A peeve of mine, which I record for posterity:
The proper symbol of medicine is called a Rod of Asclepius, and consists of a single snake wrapped around a central pole. It is not to be confused with the Caduceus, which consists of two snakes wrapped around a winged pole, and is associated with the god Hermes.
Rod of Asclepius and Caduceus. Pinterest.
The hero Askepios was the son of the god Apollo and either Coronis or Arsinoe, both mortals. Asklepios’s attributes are a snake and a staff, combined into a single symbol. The staff seems to have been simply the sign of an itinerant physician, while the snake can be seen in many ways:
sometimes the shedding of skin and renewal is emphasized as symbolizing rejuvenation, while other assessments center on the serpent as a symbol that unites and expresses the dual nature of the work of the physician, who deals with life and death, sickness and health. The ambiguity of the serpent as a symbol, and the contradictions it is thought to represent, reflect the ambiguity of the use of drugs, which can help or harm, as reflected in the meaning of the term pharmakon, which meant “drug”, “medicine”, and “poison” in ancient Greek. Products deriving from the bodies of snakes were known to have medicinal properties in ancient times, and in ancient Greece, at least some were aware that snake venom that might be fatal if it entered the bloodstream could often be imbibed. Snake venom appears to have been ‘prescribed’ in some cases as a form of therapy.
By an interesting coincidence a healing snake-and-pole device also appears in Numbers 21:
[The Israelites] traveled from Mount Hor along the route to the Red Sea, to go around Edom. But the people grew impatient on the way; they spoke against God and against Moses, and said, “Why have you brought us up out of Egypt to die in the wilderness? There is no bread! There is no water! And we detest this miserable food!”
Then the Lord sent venomous snakes among them; they bit the people and many Israelites died. The people came to Moses and said, “We sinned when we spoke against the Lord and against you. Pray that the Lord will take the snakes away from us.” So Moses prayed for the people.
The Lord said to Moses, “Make a snake and put it up on a pole; anyone who is bitten can look at it and live.” So Moses made a bronze snake and put it up on a pole. Then when anyone was bitten by a snake and looked at the bronze snake, they lived.
It’s interesting how snakes are generally symbols of evil in the Christian tradition, but ambiguous in Greek paganism. Here, however, is a Biblical example of a snake that does some good. (And I believe this passage has been used by Christians to justify their use of apotropaic images, in apparent violation of the second commandment.)

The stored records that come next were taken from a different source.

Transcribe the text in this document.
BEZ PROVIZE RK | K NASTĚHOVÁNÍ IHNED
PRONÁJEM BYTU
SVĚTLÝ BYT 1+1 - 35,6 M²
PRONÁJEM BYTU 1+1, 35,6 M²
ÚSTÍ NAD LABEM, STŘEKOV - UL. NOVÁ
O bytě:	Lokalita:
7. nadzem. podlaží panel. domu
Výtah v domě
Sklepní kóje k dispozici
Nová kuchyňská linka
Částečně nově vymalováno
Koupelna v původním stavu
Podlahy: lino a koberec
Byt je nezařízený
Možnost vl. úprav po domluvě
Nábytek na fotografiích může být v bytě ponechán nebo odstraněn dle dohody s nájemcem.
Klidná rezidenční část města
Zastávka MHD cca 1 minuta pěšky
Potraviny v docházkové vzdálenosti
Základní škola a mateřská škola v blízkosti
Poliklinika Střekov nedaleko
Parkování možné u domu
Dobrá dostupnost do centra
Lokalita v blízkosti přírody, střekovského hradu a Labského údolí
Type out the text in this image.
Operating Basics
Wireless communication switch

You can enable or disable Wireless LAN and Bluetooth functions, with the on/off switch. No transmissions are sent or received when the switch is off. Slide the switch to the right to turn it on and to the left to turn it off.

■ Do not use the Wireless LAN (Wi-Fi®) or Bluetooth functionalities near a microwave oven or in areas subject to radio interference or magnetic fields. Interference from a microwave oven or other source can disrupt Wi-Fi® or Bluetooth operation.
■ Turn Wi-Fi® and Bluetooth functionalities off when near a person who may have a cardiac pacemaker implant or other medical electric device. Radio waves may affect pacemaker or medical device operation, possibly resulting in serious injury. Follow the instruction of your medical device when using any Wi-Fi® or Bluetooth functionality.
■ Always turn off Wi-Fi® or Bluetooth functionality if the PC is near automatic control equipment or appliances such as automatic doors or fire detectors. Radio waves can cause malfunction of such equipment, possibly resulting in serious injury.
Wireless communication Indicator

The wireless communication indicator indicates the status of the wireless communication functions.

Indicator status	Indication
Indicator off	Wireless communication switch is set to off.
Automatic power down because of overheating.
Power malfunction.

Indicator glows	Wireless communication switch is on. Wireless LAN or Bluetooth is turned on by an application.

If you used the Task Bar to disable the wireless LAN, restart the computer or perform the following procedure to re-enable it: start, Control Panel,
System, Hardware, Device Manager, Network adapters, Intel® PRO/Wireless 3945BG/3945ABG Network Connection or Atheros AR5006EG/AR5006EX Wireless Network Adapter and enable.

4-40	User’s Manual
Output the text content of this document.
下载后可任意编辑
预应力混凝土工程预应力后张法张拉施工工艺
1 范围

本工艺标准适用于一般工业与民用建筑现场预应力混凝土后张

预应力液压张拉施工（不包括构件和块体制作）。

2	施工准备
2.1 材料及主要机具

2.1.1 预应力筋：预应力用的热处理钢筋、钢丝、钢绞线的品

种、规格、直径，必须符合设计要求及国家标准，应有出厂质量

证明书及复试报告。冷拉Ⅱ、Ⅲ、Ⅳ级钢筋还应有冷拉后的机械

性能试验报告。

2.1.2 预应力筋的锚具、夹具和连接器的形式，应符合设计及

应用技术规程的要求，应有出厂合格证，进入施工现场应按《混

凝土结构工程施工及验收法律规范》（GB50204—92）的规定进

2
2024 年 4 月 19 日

Medical bodies that are on the ball will identify themselves with a Rod of Asclepius. Left to right: the Emergency Services’ Star of Life, the coat of arms of Geisel School of Medicine at Dartmouth College, and the logo of the American Medical Association, all from Wikipedia.
The Caduceus, by contrast, comes from the Greek kērukeion, and simply means herald’s staff. Since Hermes was the herald of the gods, he is often depicted with a staff of some sort, usually with something wound around it; this has been formalized as two snakes, and the wings match the wings on Hermes’s helmet and shoes. The Caduceus, therefore, represents items in Hermes’s wheelhouse, chiefly commerce.
Coat of arms of Jyväskylä, Finland and of Metropolitan Toronto (1954-98) featuring Caduceuses. From Wikipedia and the Online Register of Arms, Flags, and Badges of Canada.
Or rather, the Caduceus ought to represent commerce. By the same process that saw methodology replace method, or discipline replace field, a device with two snakes (and two wings!) was seen as somehow grander than a device with one. See the Wikipedia entry on the Caduceus as a symbol of medicine.
Apparently the US Army was the chief culprit here. Daniel P. Sulmasy said that “It is hard to trust a profession that cannot even get its symbols straight,” but others have noted the ironic appropriateness of the American medical profession representing itself with a symbol of commerce.